10% Formalin & Formal Saline
(4% Formaldehyde & Formaldehyde Saline)
|10% Formal Saline|
These are probably the simplest fixatives and have been in common use for many years, which should be thought of as a testament to their effectiveness. 10% formalin is not isotonic and there is a possiblilty that erythrocytes may be damaged by lysis. Formal saline is a little more effective than 10% formalin as it is isotonic and there is less likelihood that erythrocytes will be damaged. Both solutions are prone to the formation of formalin pigment, especially in bloody tissues, sometimes quite rapidly. This is due to formic acid being produced from the formaldehyde causing the pH of the solution to be lowered.
To neutralise the formic acid as it is produced, the fixative should be stored over a layer of marble chips or crushed oyster shells. Ensure that any gas produced has a means of escape. 100% formalin should never be stored in this way, as carbon dioxide will be produced from the reaction between formic acid and the carbonate, and if the contents are in a tightly sealed container the pressure could cause the container to break, sending concentrated formalin all over the floor.
Both are useful as fixatives for museum and photography specimens as they permit restoration of natural colour to the specimen.
These fixatives should be applied overnight as a minimum, but fixation is not complete until applied for a few days, and a week or two is not too long. For thorough fixation the proteins in the tissue need to be crosslinked, but it is well known that simple formalin mixtures discolour tissues well before they crosslink the proteins. For that reason visual observation does not give any indication as to the degree of fixation, and discolouration should never be used as an indicator that it is complete.
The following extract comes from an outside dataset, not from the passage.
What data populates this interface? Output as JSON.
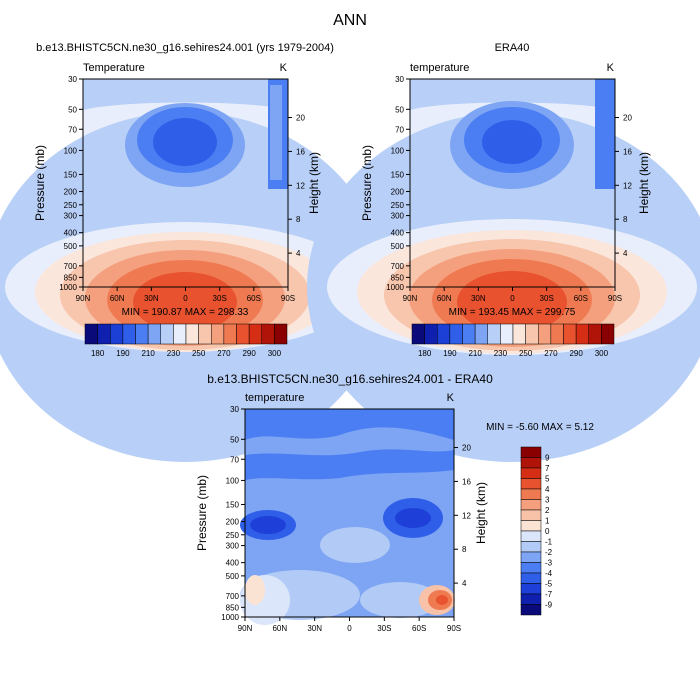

It is essential that the time in fixative be noted, and sufficient time be allowed for the chemical reactions to occur. Time measured in a few hours is not adequate, and the lack of crosslinking in tissues treated for such a short time will not give adequate protection to the tissue from the fixation effects of dehydrating ethanols. Smaller pieces of tissue do not fix appreciably faster than larger pieces. Fine needle biopsies require the same length of time as 3 mm thick slices of solid organs.
On a practical basis in a diagnostic laboratory the slowness of simple formalin fixation is a distinct drawback. If the constraints of making a diagnosis are a major problem, then consideration should be given to increasing the temperature of the fixative solution. It must be emphasised that, although increasing the temperature of the fixative may increase the speed of fixation, it will cause a reduction in the quality of the final stained section and there may also be effects on some staining or immunohistochemical reactions. The temperature increase should be kept to a minimum consistent with accomplishing the goal of faster fixation, since heat itself is a means of fixation. If increased temperatures are used then formaldehyde fumes will be generated, more so as the temperature is increased, so fixation should be done in a fume chamber to protect personnel.
Complete organs are often placed in containers filled with a simple formalin variant. Although formalin penetrates fairly rapidly, it will not reach the centre of a large mass for some time and the delay may permit some autolysis in the middle of the tissue. Large organs should be described as soon as possible, then sliced into 1 cm or so slices to allow the fixative to gain access. Similarly, intestines should be opened and cleaned of any contents, then returned to a container large enough to permit the fixative to contact all the tissue surfaces, or pinned out on a board with rust free pins and placed into the fixative.
Tissues may be stored in this solution for long periods, but the fixative should be changed at least every six months.
There is no special aftertreatment.
Other fixatives may be applied after formalin fixation, and some of their characteristics will be obtained. It must be realised that secondary fixation in any fixative will not give the same results as would have been obtained if the secondary fixative had been applied to fresh tissue.
Drury, R.A.B. and Wallington, E.A.,
Carleton's Histological Technique, Ed. 5,
Oxford University Press, Oxford, UK.
Almost all texts for animal histology contain references to these fixatives.